We would like first thank MeilleursAgents as host of this meetup, then thank our 3 speakers for their very interesting presentation and also thank the participants for coming still so many at this session.
You can find the slides of our three speakers below:
• Syrielle Montariol, LIMSI, CNRS
Word usage, meaning and connotation change throughout time ; it echoes the various aspects of the evolution of society (cultural, technological…). For example the word “Katrina”, originally associated with female surnames, came closer to the disaster vocabulary after Hurricane Katrina appeared in august 2005.
Diachronic word embeddings are used to grasp such change in an unsupervised way : it is useful to linguistic research to understand the evolution of languages, but also for standard NLP tasks to study long time-range corpora.
In this talk, I will introduce a selection of methods to train time-varying word embeddings and to evaluate it, placing greater emphasis on probabilistic word embeddings models.
• Pierre Pakey and Dimitri Lozeve, Destygo
If data beats model, why not build models that produce data ? Vast quantities of realistic labeled data will always make the difference in all machine learning optimization problems. At Destygo, we automatically leverage the interactions between users and our conversational AI agents to produce vast quantities of labelled data and train our natural language understanding algorithms in a reinforcement learning framework. We will present the outline of our self-learning pipeline, its relation with state of the art literature and the specificity due to the NLP space. Finally, we will focus more specifically on the network responsible for choosing whether to try something new or not, which is one of the important pieces of the process.

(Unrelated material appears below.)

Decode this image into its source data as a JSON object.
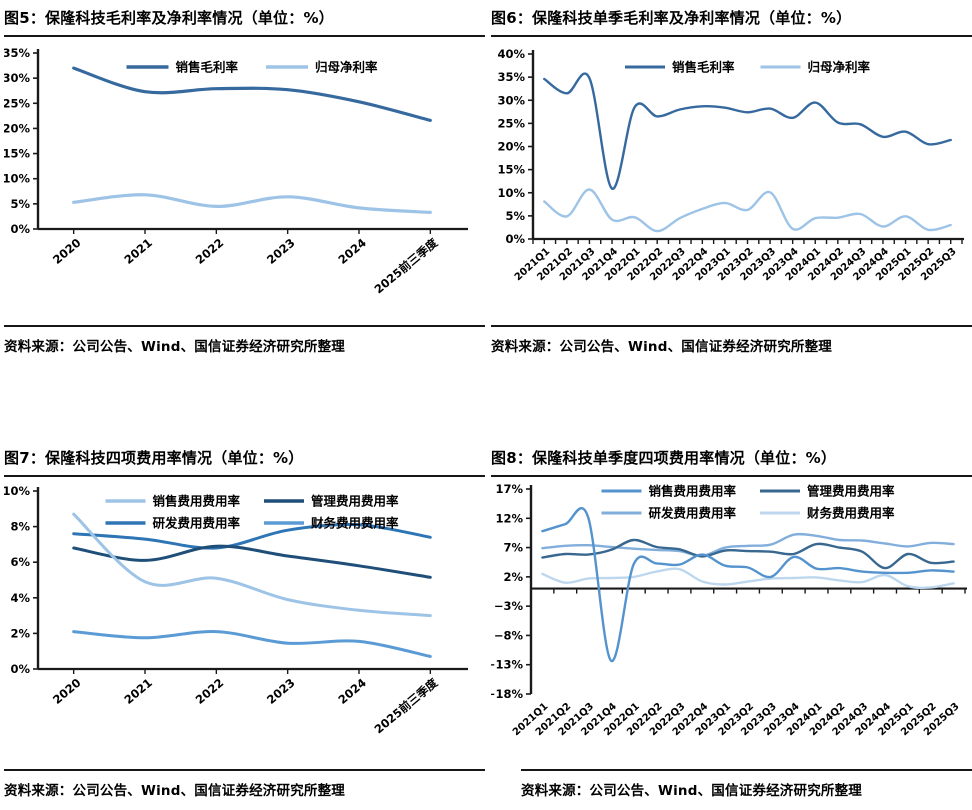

• Julien Perez, Machine Learning and Optimization group, Naver Labs Europe
Over the last 5 years, differentiable programming and deep learning have become the-facto standard on a vast set of decision problems of data science. Three factors have enabled this rapid evolution. First, the availability and systematic collection of data have enabled to gather and leverage large quantities of traces of intelligent behavior. Second, the development of standardized development framework has dramatically accelerated the development of differentiable programming and its applications to the major’s modalities of the numerical world, image, text, and sound. Third, the availability of powerful and affordable computational infrastructure have enabled this new step toward machine intelligence. Beyond these encouraging results, new limits have arisen and need to be addressed. Automatic common-sense acquisition and reasoning capabilities are two of these frontiers that the major research labs of machine learning are now involved. In this context, human language has become once again a support of choice of such research. In this talk, we will take a task of natural language understanding, machine reading, as a medium to illustrate the problem and describe the research progress suggested throughout the machine reading project. First, we will describe several of the limitations the current decision models are suggesting. Secondly, we will speak of adversarial learning and how such approach robustifies learning. Thirdly, we will explore several differentiable transformations that aim at moving toward these goals. Finally, we will discuss ReviewQA, a machine reading corpus over human generated hotel review, that aims at encouraging research around these questions.